De wet van Sutton stelt dat men bij het stellen van een diagnose eerst het voor de hand liggende moet overwegen. Dit betekent dat men eerst de onderzoeken moet doen die de meest waarschijnlijke diagnose kunnen bevestigen (of uitsluiten). In medische scholen wordt deze wet aan medische studenten onderwezen om hen te suggereren dat zij het beste tests kunnen bestellen in de volgorde die het meest waarschijnlijk leidt tot een snelle diagnose, en dus behandeling, terwijl onnodige kosten worden geminimaliseerd. Het wordt ook toegepast in de farmacologie, wanneer men een geneesmiddel kiest om een specifieke ziekte te behandelen, wil men dat het geneesmiddel de ziekte bereikt. Het is toepasbaar op elk diagnoseproces, b.v. het debuggen van computerprogramma’s. Computer-aided diagnosis biedt een statistische en kwantitatieve benadering.
Bij een grondiger analyse wordt rekening gehouden met het percentage vals-positieven van de test en met de mogelijkheid dat een minder waarschijnlijke diagnose ernstiger gevolgen kan hebben.

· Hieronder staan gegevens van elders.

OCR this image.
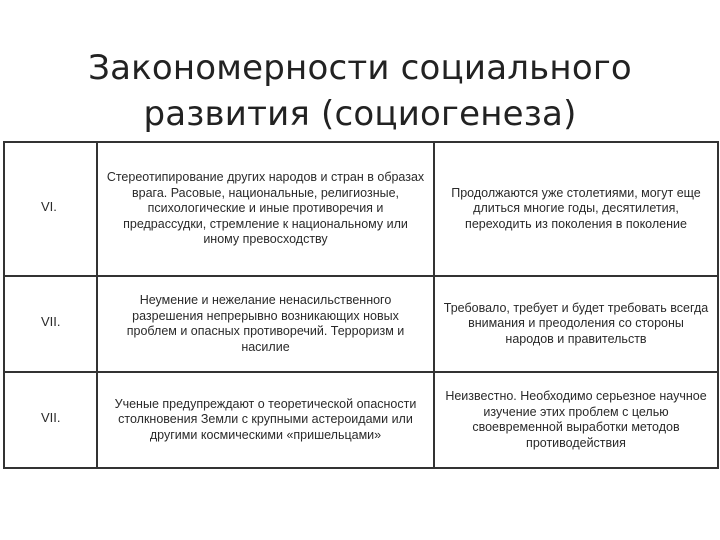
Закономерности социального
развития (социогенеза)
VI.	Стереотипирование других народов и стран в образах врага. Расовые, национальные, религиозные, психологические и иные противоречия и предрассудки, стремление к национальному или иному превосходству	Продолжаются уже столетиями, могут еще длиться многие годы, десятилетия, переходить из поколения в поколение
VII.	Неумение и нежелание ненасильственного разрешения непрерывно возникающих новых проблем и опасных противоречий. Терроризм и насилие	Требовало, требует и будет требовать всегда внимания и преодоления со стороны народов и правительств
VII.	Ученые предупреждают о теоретической опасности столкновения Земли с крупными астероидами или другими космическими «пришельцами»	Неизвестно. Необходимо серьезное научное изучение этих проблем с целью своевременной выработки методов противодействия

Een concurrerend beginsel is het idee om eerst eenvoudige tests uit te voeren en pas daarna complexere en duurdere tests, waarbij men van tests aan het bed overgaat op bloeduitslagen en eenvoudige beeldvorming, zoals echografie, en vervolgens op complexere, zoals MRI en specialistische beeldvorming. De wet kan ook worden toegepast bij het prioriteren van tests wanneer de middelen beperkt zijn, zodat een test voor een behandelbare aandoening moet worden uitgevoerd vóór een even waarschijnlijke maar minder behandelbare aandoening.

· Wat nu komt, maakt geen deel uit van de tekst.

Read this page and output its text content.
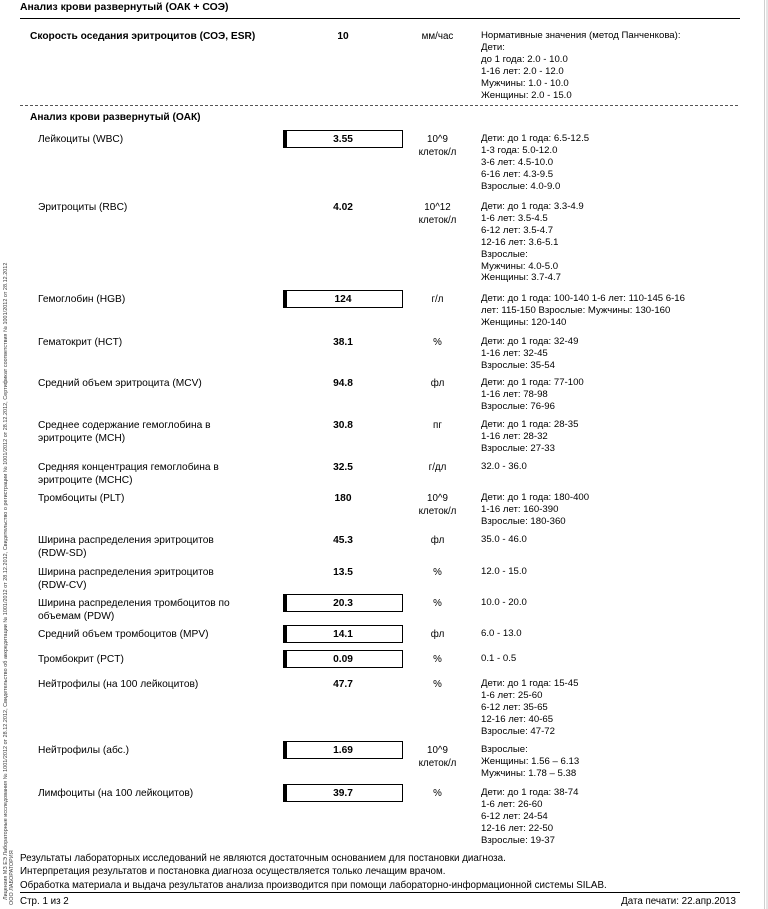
Лицензия МЗ ЕЭ Лабораторные исследования № 1001/2012 от 28.12.2012, Свидетельство об аккредитации № 1001/2012 от 28.12.2012, Свидетельство о регистрации № 1001/2012 от 28.12.2012, Сертификат соответствия № 1001/2012 от 28.12.2012 ООО ЛАБОРАТОРИЯ
Анализ крови развернутый (ОАК + СОЭ)
Скорость оседания эритроцитов (СОЭ, ESR)	10	мм/час	Нормативные значения (метод Панченкова):
Дети:
до 1 года: 2.0 - 10.0
1-16 лет: 2.0 - 12.0
Мужчины: 1.0 - 10.0
Женщины: 2.0 - 15.0
Анализ крови развернутый (ОАК)
Лейкоциты (WBC)	3.55	10^9
клеток/л
Дети: до 1 года: 6.5-12.5
1-3 года: 5.0-12.0
3-6 лет: 4.5-10.0
6-16 лет: 4.3-9.5
Взрослые: 4.0-9.0
Эритроциты (RBC)	4.02	10^12
клеток/л
Дети: до 1 года: 3.3-4.9
1-6 лет: 3.5-4.5
6-12 лет: 3.5-4.7
12-16 лет: 3.6-5.1
Взрослые:
Мужчины: 4.0-5.0
Женщины: 3.7-4.7
Гемоглобин (HGB)	124	г/л	Дети: до 1 года: 100-140 1-6 лет: 110-145 6-16
лет: 115-150 Взрослые: Мужчины: 130-160
Женщины: 120-140
Гематокрит (HCT)	38.1	%	Дети: до 1 года: 32-49
1-16 лет: 32-45
Взрослые: 35-54
Средний объем эритроцита (MCV)	94.8	фл	Дети: до 1 года: 77-100
1-16 лет: 78-98
Взрослые: 76-96
Среднее содержание гемоглобина в
эритроците (MCH)
30.8	пг	Дети: до 1 года: 28-35
1-16 лет: 28-32
Взрослые: 27-33
Средняя концентрация гемоглобина в
эритроците (MCHC)
32.5	г/дл	32.0 - 36.0
Тромбоциты (PLT)	180	10^9
клеток/л
Дети: до 1 года: 180-400
1-16 лет: 160-390
Взрослые: 180-360
Ширина распределения эритроцитов
(RDW-SD)
45.3	фл	35.0 - 46.0
Ширина распределения эритроцитов
(RDW-CV)
13.5	%	12.0 - 15.0
Ширина распределения тромбоцитов по
объемам (PDW)
20.3	%	10.0 - 20.0
Средний объем тромбоцитов (MPV)	14.1	фл	6.0 - 13.0
Тромбокрит (PCT)	0.09	%	0.1 - 0.5
Нейтрофилы (на 100 лейкоцитов)	47.7	%	Дети: до 1 года: 15-45
1-6 лет: 25-60
6-12 лет: 35-65
12-16 лет: 40-65
Взрослые: 47-72
Нейтрофилы (абс.)	1.69	10^9
клеток/л
Взрослые:
Женщины: 1.56 – 6.13
Мужчины: 1.78 – 5.38
Лимфоциты (на 100 лейкоцитов)	39.7	%	Дети: до 1 года: 38-74
1-6 лет: 26-60
6-12 лет: 24-54
12-16 лет: 22-50
Взрослые: 19-37
Результаты лабораторных исследований не являются достаточным основанием для постановки диагноза.
Интерпретация результатов и постановка диагноза осуществляется только лечащим врачом.
Обработка материала и выдача результатов анализа производится при помощи лабораторно-информационной системы SILAB.
Стр. 1 из 2	Дата печати: 22.апр.2013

De wet is vernoemd naar de bankrover Willie Sutton, die naar verluidt op de vraag van een verslaggever waarom hij banken beroofde antwoordde met “omdat daar het geld is.” In Sutton’s boek Where the Money Was uit 1976 ontkent Sutton dit gezegd te hebben, maar voegde eraan toe: “Als iemand het me gevraagd had, zou ik het waarschijnlijk gezegd hebben. Dat is wat bijna iedereen zou zeggen … het kon niet duidelijker zijn.”
Een soortgelijk idee is vervat in het doktersgezegde: “Als je hoefgetrappel hoort, denk dan aan paarden, niet aan zebra’s.”